Opinion
11514 Ind. 1228/16
05-14-2020
Robert S. Dean, Center for Appellate Litigation, New York (John L. Palmer of counsel), for appellant. Cyrus R. Vance, Jr., District Attorney, New York (Aaron Zucker of counsel), for respondent.
Robert S. Dean, Center for Appellate Litigation, New York (John L. Palmer of counsel), for appellant.
Cyrus R. Vance, Jr., District Attorney, New York (Aaron Zucker of counsel), for respondent.
Friedman, J.P., Gische, Kapnick, Gonza´lez, JJ.
Judgment, Supreme Court, New York County (Michael J. Obus, J.), rendered October 6, 2017, convicting defendant, after a jury trial, of two counts of robbery in the second degree, and sentencing him to concurrent terms of seven years, unanimously modified, as a matter of discretion in the interest of justice, to the extent of vacating the provision of the order of protection that directed that it remain in effect until October 5, 2032 and remanding the matter for a new determination of the duration of the order, and otherwise affirmed.
The verdict was not against the weight of the evidence (see People v. Danielson, 9 N.Y.3d 342, 348–349, 849 N.Y.S.2d 480, 880 N.E.2d 1 [2007] ). The evidence supports the conclusions that defendant used force with an intent to steal, and actually stole property from the victim.
The victim testified that the attack was the culmination of a long-standing dispute regarding payment of a drug debt and that he was arguing about the money with defendant and his accomplice just before defendant punched him. This warranted an inference of contemporaneous intent to steal (see People v. Gajadhar, 38 A.D.3d 127, 135–36, 828 N.Y.S.2d 346 [1st Dept. 2007], affd 9 N.Y.3d 438, 850 N.Y.S.2d 377, 880 N.E.2d 863 [2007] ; People v. Robinson, 239 A.D.2d 258, 258–59, 657 N.Y.S.2d 674 [1st Dept. 1997] ).

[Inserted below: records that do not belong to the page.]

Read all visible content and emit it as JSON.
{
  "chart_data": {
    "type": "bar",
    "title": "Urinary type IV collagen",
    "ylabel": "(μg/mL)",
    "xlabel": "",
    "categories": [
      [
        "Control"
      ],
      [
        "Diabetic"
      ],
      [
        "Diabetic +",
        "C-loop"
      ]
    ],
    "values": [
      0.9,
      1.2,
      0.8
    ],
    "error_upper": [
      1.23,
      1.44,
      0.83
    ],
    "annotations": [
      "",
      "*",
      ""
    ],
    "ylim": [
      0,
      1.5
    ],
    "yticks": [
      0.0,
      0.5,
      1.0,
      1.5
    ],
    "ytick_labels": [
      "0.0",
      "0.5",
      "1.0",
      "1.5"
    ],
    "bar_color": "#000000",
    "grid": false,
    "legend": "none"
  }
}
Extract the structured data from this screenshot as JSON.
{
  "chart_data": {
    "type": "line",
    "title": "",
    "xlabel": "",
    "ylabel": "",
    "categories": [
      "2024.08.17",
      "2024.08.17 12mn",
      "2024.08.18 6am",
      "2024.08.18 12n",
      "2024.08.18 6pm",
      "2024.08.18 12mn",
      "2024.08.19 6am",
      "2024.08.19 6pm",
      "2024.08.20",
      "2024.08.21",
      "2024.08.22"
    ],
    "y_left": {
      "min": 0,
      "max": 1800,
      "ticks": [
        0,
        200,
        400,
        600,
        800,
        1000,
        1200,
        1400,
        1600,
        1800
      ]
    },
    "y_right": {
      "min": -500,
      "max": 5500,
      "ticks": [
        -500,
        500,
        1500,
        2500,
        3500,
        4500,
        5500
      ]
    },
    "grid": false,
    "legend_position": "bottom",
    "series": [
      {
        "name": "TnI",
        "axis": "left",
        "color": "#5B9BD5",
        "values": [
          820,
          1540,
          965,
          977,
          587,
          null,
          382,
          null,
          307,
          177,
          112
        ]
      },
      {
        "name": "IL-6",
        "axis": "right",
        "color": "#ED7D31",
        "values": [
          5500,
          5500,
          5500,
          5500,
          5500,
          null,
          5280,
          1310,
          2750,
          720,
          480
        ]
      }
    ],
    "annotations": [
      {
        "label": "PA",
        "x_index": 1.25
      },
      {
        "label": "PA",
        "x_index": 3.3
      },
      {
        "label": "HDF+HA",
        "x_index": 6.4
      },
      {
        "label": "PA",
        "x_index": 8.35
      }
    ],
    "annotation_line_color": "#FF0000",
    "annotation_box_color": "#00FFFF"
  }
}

The victim also testified that defendant took items from his pockets and that defendant's accomplice threw some of the victim's items into a trash chute. A surveillance tape, while not clear, did not contradict this testimony. This conduct was sufficient to constitute a deprivation of property (see Penal Law § 155.00[3] ; People v. Collado, 146 A.D.3d 708, 47 N.Y.S.3d 266 [1st Dept. 2017], lv denied 29 N.Y.3d 996, 80 N.E.3d 410 [2017] ; People v. Kirnon, 39 A.D.2d 666, 667, 332 N.Y.S.2d 74 [1972], affd 31 N.Y.2d 877, 340 N.Y.S.2d 183, 292 N.E.2d 319 [1972] ).
Defendant's challenges to the People's summation are unpreserved and we decline to review them in the interest of justice. As an alternative holding, we find no basis for reversal (see People v. Overlee, 236 A.D.2d 133, 666 N.Y.S.2d 572 [1st Dept. 1997], lv denied 91 N.Y.2d 976, 672 N.Y.S.2d 855, 695 N.E.2d 724 [1998] ; People v. D'Alessandro, 184 A.D.2d 114, 118–120, 591 N.Y.S.2d 1001 [1st Dept. 1992], lv denied 81 N.Y.2d 884, 597 N.Y.S.2d 945, 613 N.E.2d 977 [1993] ).
We perceive no basis for reducing the sentence. However, as the People concede, the order of protection's expiration date is incorrect because it did not take into account the jail time credit to which defendant is entitled (see e. g. People v. Jackson, 121 A.D.3d 434, 993 N.Y.S.2d 35 [1st Dept. 2014] ).